Ivy League Release

PRINCETON, N.J. – The Columbia men’s soccer team had five of its players and the coaching staff honored by the Ivy League today.

Junior Arthur Bosua earned Offensive Player of the Year, first-year Vana Markarian was named Rookie of the Year, and head coach Kevin Anderson and his staff picked up Coach of the Year honors.

Aside from the major awards, Bosua, along with Alex Bangerl and Andrew Tinari became first team All-Ivy League recipients, while Markarian and Dylan Castanheira found a spot on the All-Ivy League second team.

With a 4-0 victory over Cornell last Sunday, Columbia won its first Ivy League title since 1993, ending the season with a 13-3-1 record.

“The 2016 men’s soccer team truly had a 'team first' mentality," said Anderson. "Representing our program is a responsibility and a privilege that we all shared and honored. This accomplishment represents everyone's dedication and we are truly honored to bring it home and win the title in a game at Rocco B. Commisso Soccer Stadium!"

Bosua becomes the first Player of the Year at Columbia since Rikki Dadason won the award in 1993. This is the 11th time a Lion has won the award, which is the most in the Ivy League. The forward from Dix Hills, New York, netted eight goals and added four assists, including a hat trick and an assist in the conference-clinching win over Cornell.

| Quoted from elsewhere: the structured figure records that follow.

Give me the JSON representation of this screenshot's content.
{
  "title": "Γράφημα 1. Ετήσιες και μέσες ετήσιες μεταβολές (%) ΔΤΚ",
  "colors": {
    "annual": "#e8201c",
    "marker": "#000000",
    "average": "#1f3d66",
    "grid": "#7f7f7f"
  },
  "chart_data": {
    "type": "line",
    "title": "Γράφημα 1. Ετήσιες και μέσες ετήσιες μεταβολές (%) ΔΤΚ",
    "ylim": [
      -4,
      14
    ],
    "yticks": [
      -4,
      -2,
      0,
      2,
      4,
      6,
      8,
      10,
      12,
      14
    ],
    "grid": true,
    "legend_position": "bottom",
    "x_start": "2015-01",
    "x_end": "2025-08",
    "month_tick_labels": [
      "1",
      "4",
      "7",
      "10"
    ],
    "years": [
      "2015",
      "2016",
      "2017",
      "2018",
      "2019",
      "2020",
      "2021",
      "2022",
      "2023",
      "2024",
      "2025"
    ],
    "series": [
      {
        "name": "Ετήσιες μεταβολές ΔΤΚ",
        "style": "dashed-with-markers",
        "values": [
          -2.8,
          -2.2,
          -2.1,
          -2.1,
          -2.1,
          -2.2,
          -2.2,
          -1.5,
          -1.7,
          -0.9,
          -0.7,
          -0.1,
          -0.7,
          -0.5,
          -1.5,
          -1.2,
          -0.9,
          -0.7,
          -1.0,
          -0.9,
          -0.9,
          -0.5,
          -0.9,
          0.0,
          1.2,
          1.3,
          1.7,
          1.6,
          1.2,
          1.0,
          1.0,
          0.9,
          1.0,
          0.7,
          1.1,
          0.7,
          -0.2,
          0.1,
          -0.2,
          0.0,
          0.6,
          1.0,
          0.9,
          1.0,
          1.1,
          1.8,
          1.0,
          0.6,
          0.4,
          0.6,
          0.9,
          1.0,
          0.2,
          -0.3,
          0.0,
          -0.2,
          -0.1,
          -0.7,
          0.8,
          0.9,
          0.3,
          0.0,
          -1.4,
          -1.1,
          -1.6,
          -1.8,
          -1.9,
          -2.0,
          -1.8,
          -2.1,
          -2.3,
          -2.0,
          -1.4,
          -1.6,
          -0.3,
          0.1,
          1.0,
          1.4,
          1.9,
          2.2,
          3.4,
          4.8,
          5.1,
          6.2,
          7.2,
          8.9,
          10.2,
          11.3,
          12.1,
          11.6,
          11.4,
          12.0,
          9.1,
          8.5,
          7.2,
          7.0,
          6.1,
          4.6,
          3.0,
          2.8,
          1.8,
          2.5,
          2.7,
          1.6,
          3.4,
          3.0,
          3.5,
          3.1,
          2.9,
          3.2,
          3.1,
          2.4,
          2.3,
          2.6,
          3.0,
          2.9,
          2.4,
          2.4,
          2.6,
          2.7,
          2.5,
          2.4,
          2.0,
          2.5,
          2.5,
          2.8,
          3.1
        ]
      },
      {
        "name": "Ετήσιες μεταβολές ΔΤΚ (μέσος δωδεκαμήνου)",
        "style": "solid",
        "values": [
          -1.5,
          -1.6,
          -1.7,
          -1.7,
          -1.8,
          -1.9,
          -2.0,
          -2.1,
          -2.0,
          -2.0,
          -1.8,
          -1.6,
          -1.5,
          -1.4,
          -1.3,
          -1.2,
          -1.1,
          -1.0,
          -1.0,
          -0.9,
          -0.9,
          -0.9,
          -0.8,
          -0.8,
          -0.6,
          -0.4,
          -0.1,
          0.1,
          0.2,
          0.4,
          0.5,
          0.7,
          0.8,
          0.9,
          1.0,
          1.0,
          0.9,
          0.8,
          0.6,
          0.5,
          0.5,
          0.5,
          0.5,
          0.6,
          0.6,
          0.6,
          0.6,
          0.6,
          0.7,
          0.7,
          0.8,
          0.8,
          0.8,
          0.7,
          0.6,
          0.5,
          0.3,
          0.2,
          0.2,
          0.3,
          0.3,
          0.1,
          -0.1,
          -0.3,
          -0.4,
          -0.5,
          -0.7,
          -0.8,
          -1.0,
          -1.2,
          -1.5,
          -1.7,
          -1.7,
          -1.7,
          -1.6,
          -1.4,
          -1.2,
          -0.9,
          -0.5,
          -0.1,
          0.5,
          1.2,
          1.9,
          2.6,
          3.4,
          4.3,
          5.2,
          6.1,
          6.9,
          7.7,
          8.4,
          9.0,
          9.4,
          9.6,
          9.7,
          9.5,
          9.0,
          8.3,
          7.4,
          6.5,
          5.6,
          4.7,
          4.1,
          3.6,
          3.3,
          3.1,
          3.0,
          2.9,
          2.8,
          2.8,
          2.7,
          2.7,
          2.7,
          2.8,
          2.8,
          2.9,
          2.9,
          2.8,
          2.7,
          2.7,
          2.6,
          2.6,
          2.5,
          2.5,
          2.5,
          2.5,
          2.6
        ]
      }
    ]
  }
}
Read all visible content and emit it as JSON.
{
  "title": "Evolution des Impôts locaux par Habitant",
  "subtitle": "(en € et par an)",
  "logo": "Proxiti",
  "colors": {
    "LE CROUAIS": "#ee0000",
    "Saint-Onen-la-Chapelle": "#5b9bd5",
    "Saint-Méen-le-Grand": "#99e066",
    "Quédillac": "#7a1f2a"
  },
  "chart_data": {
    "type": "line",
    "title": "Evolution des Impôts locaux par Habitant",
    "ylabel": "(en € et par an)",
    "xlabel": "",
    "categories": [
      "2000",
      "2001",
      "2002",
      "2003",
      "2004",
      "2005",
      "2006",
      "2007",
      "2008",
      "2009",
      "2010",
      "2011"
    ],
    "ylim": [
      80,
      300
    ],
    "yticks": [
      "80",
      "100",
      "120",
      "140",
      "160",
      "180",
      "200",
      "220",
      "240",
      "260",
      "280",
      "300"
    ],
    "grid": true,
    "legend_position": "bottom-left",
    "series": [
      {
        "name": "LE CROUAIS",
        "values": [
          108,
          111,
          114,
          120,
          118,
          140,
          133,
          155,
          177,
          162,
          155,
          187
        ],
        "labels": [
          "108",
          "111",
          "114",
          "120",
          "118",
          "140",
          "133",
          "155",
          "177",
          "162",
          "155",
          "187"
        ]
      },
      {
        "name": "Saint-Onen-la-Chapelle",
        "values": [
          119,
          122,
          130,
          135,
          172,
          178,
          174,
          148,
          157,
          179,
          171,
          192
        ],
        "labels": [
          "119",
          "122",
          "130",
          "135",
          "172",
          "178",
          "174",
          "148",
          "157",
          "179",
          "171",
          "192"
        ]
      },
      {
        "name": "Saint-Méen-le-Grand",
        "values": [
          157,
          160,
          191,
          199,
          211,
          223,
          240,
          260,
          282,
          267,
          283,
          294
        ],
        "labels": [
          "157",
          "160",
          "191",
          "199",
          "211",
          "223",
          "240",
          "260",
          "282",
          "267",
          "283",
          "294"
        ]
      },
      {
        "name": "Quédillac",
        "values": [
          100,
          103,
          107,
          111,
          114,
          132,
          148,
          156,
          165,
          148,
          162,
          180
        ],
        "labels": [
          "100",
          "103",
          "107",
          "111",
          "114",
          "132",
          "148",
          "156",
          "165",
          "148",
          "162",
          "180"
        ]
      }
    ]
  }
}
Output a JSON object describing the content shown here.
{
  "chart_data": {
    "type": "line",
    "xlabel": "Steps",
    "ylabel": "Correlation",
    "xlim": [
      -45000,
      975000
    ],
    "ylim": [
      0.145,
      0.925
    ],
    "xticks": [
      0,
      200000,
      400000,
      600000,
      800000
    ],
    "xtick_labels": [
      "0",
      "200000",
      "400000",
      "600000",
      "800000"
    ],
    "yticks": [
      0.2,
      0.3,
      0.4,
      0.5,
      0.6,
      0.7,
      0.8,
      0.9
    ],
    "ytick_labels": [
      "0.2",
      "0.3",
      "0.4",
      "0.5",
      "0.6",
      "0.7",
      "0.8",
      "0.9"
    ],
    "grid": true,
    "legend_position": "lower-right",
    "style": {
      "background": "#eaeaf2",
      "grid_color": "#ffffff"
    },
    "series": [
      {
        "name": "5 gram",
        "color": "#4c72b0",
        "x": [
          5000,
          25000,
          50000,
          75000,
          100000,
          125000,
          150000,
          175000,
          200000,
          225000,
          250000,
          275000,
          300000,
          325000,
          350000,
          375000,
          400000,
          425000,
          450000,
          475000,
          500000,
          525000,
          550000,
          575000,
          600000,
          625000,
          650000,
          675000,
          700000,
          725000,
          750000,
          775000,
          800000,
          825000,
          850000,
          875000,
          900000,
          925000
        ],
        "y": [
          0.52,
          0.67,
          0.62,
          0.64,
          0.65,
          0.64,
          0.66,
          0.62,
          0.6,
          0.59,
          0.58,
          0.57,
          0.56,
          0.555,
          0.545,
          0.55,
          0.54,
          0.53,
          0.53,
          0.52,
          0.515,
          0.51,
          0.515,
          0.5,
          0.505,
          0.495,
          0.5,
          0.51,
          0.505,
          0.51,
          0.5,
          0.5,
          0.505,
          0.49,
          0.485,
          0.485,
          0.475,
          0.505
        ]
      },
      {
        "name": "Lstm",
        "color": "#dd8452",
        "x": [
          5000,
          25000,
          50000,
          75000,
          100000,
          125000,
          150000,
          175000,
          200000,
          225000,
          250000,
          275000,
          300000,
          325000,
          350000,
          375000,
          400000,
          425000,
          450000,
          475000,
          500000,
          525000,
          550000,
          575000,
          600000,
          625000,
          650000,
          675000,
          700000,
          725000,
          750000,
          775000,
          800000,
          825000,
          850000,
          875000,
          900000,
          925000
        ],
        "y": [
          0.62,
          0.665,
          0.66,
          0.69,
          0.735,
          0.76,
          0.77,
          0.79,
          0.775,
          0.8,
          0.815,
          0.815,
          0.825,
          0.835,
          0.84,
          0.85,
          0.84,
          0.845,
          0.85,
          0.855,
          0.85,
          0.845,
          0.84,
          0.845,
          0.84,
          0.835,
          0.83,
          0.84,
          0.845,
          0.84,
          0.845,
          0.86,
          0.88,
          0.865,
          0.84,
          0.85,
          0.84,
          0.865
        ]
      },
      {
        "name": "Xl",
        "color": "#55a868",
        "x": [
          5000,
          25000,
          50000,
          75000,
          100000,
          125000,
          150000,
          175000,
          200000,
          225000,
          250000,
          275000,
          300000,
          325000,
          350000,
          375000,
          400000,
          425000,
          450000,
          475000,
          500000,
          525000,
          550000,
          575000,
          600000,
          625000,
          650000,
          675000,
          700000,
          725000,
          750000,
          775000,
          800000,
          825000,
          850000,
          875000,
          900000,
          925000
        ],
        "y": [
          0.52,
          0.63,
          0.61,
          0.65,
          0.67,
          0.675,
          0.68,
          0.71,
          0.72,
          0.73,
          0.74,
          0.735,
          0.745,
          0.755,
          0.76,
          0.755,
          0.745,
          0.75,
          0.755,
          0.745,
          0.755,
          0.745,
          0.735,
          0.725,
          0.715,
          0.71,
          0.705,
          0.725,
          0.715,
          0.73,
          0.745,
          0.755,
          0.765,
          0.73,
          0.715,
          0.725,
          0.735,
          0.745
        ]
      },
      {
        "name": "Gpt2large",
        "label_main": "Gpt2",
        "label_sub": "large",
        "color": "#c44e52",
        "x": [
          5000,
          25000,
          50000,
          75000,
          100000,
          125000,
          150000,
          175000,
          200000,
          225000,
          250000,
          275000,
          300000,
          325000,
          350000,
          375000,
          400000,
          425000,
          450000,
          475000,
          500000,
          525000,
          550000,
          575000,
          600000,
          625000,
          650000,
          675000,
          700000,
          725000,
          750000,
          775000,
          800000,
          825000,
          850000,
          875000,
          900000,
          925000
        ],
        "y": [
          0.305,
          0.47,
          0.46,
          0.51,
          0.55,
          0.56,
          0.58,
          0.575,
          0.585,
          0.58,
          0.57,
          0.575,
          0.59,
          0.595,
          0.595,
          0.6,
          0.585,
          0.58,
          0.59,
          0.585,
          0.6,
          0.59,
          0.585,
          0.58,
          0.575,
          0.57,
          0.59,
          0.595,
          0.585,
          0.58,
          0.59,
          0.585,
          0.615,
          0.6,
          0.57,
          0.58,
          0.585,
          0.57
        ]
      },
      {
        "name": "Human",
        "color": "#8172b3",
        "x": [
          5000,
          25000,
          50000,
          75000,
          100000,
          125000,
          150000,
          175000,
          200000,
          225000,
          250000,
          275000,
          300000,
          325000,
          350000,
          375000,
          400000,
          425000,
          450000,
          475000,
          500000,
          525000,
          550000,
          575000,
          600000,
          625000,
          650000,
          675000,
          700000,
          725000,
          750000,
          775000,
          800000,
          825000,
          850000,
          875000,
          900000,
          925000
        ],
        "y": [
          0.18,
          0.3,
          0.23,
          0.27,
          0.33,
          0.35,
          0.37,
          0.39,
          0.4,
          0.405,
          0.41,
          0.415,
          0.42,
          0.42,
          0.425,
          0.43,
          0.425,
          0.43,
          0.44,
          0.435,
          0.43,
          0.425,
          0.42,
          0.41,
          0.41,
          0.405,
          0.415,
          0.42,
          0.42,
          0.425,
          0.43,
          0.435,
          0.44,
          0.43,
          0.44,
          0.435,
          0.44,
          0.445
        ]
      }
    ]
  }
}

This is the second time in his career Bosua has been honored by the conference, as he was a first team All-Ivy League player a season ago.

Markarian is the first Ivy League Rookie of the Year for the Lions since Tinari earned the accolade his freshman season. The award gives the program a league-high nine overall recipients from Columbia, including three under Anderson with Henning Sauerbier collecting the award in 2010. On the season, the Ottawa native nailed game-winning goals against Central Connecticut and Princeton. Markarian was the second highest scoring rookie on the team with two scores, as classmate John Denis tallied four goals in 2016. Known for his possession skills in the defensive midfield, Markarian helped the Lions defense hold a league-low .71 goals against average.

Another impactful midfielder was Andrew Tinari, who was named a first team All-Ivy League player for the third time in his career. The Holbrook, New York, native knocked in a goal at Michigan State and also had two assists on the season. The program will miss their steady midfielder, as Tinari ends his career having appeared in 62 contests and starting in 55 of those matches.

A vital key to the Columbia back line, Bangerl helped his keepers in more ways than one. The center back registered three goals in 2016, including a brilliant bicycle kick at Brown that led to an important draw. Alongside Nike Azuma, Brendan Dennis, and Amit Shumowitz, the back line surrendered just 4.47 shots on goal per game. This is the second time the Pforzheim, Germany, native has been named to an All-Ivy League team, as he was an honorable mention pick a season ago.

One of two impressive goalies for Columbia this year, Dylan Castanheira ends the 2016 soccer season with one of the top outputs at goalkeeper in program history. The second team All-Ivy League selection is first in the NCAA in both goals against average (.290) and save percentage (.903). His save percentage mark eclipsed Gary Escher’s 1983 school record of .894. Castanheira went 9-1 with seven shutouts, as the back line helped the sophomore to not allow a goal in the final five contests. Along with the Landing, New Jersey, native, Zachary Adler finished the season fourth in the league in GAA (1.21) and third in save percentage (.791).